Monday, November 14, 2005

A Town Called Colma

Here's an interesting information I got from Wikipedia regarding a small town called Colma. At one time I was living with or among the dead occupants. It's not a good place to be when there's blackout, especially at night. I would really recommend watching "A Second Final Rest", a documentary I watched during the Madcat Film Fest, about the history of San Francisco cemeteries and its displacement thereof to this town.

Colma, California

Colma is a small town in San Mateo County, California, at the northern end of the San Francisco Peninsula next to Daly City and South San Francisco. As of the 2000 census, the town had a total population of 1,191.

Much of the land of Colma is dedicated to cemetery usage. With 17 cemeteries for the interment of human beings and one for pets, the dead population outnumber the living by tens of thousands to one. This has led to it being called "the city of the silent", and also led to a more humorous motto among some residents: "It's great to be alive in Colma". Colma became the location of a large number of cemeteries when San Francisco, the town's powerful neighbor to the north, passed an ordinance in 1900 outlawing the construction of any more cemeteries in the city (mainly because of increased property values making the cost of using land for cemeteries prohibitive), and then passed another ordinance in 1912 evicting all existing cemeteries from city limits. (A similar scenario prevails in New York City's borough of Manhattan, where only one active cemetery still exists the Trinity Church Cemetery and Crematory, at the intersection of 155th Street and Broadway, on the northwestern edge of Harlem). The relocation of cemeteries from San Francisco to Colma is the subject of A Second Final Rest: The History of San Francisco's Lost Cemeteries, (2005) a documentary by Trina Lopez.

Colma was briefly called Lawndale, but because another city with the name Lawndale, California already existed, the town changed its name back to Colma in 1941.

Famous Eternal Residents

Colma also has the unique privilege to contain the final resting place of Norton I, Emperor of the United States, and Protector of Mexico in Woodlawn Cemetery.

Newspaper tycoon William Randolph Hearst is buried at Cypress Lawn Memorial Park; as are business magnate William Henry Crocker; Charles De Young, founder of the San Francisco Chronicle; horticulturist John McLaren; and jazz musician and bandleader Turk Murphy.

Wyatt Earp is buried at the Hills of Eternity Cemetery in Colma next to his lover of more than forty years, Josephine Marcus.

Joe DiMaggio, the famous baseball player once married to actress Marilyn Monroe, is buried at Holy Cross Cemetery; as are San Francisco Mayor Joseph Alioto; Bank of America founder A.P. Giannini; and Senator James D. Phelan...

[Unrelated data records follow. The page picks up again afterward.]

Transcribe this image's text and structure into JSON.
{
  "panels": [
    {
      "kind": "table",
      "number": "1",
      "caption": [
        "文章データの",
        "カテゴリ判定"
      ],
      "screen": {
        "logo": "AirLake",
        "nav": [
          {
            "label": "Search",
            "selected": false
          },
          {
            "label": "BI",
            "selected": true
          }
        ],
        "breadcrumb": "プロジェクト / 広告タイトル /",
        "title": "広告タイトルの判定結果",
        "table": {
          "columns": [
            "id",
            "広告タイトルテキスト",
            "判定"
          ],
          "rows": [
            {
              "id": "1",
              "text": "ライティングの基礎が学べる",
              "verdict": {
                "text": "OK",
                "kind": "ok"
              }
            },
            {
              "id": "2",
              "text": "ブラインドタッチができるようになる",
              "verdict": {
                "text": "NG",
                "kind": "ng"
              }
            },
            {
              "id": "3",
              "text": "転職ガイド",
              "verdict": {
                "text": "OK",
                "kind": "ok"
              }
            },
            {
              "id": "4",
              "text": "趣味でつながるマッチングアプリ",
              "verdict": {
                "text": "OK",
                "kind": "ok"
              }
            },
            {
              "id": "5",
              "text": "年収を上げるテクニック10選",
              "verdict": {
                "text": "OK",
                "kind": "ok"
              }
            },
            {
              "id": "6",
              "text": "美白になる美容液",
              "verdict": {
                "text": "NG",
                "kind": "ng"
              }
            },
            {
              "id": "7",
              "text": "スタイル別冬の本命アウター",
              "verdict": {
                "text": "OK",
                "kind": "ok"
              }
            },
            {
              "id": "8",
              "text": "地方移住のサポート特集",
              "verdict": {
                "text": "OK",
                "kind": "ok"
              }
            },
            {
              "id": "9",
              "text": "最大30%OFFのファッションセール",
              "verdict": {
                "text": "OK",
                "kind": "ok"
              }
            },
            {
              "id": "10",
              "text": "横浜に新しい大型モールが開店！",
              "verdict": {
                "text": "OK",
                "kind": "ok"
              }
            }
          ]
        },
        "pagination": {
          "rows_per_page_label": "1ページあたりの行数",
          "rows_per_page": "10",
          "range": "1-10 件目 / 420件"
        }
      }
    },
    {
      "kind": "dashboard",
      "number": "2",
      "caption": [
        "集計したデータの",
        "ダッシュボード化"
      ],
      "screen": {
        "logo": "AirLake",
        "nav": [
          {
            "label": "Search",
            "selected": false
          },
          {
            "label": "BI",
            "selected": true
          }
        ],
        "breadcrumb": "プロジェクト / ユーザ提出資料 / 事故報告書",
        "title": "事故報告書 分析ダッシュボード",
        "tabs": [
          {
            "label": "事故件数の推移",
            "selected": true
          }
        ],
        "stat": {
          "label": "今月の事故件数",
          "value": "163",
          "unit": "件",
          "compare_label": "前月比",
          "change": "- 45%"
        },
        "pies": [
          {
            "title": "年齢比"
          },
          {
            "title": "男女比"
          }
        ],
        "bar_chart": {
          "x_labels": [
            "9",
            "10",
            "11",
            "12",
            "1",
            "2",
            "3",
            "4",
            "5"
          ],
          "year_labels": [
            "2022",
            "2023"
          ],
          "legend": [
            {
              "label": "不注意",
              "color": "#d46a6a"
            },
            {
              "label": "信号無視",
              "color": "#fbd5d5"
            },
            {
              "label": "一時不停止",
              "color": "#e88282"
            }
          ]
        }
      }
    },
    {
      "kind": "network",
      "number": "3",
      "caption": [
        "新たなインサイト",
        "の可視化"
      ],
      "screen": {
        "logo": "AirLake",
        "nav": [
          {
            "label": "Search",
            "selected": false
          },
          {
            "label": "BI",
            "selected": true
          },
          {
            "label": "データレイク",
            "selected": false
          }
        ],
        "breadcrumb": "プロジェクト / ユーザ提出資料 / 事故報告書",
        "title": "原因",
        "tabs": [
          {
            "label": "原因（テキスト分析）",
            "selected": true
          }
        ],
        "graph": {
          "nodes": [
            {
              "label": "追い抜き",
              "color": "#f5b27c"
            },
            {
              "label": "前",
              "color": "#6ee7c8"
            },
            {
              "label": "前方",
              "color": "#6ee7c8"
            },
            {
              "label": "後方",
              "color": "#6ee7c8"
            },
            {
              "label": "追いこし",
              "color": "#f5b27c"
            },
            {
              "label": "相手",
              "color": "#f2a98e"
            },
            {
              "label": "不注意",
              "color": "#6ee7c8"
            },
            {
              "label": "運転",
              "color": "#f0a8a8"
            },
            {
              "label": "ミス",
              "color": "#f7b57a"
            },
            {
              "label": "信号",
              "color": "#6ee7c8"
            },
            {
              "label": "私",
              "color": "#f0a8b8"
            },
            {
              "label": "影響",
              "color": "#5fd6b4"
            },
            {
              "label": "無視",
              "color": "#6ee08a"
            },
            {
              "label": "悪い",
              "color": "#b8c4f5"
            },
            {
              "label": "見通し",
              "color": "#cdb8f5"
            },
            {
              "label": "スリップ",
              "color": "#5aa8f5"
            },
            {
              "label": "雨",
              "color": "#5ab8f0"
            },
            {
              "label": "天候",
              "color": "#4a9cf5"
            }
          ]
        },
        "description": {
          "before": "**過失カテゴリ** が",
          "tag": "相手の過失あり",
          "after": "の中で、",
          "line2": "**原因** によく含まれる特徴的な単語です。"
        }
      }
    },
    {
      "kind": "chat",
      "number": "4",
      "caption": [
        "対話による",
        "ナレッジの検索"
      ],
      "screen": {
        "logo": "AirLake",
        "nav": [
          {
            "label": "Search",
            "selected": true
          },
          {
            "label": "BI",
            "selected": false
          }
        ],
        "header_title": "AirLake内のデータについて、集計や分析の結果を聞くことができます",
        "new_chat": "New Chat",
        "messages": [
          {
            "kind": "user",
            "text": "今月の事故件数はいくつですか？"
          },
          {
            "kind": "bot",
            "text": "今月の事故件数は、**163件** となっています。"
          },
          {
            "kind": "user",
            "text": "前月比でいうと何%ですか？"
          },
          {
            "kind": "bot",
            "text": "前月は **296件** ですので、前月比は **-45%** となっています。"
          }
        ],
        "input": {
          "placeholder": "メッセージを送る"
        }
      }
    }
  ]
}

As of Wednesday my uncle, whom I barely knew, will be joining the distinguished dead at Holy Cross. God bless his soul. The perks of this little town is that you have free basic cable, a Best Buy, Home Depot, Barnes and Noble, Target, Starbucks, Bed Bath and Beyond (I'm sure the beyond part is truly defined here) and a casino. Heck, the place where I'm living now doesn't even have any of those.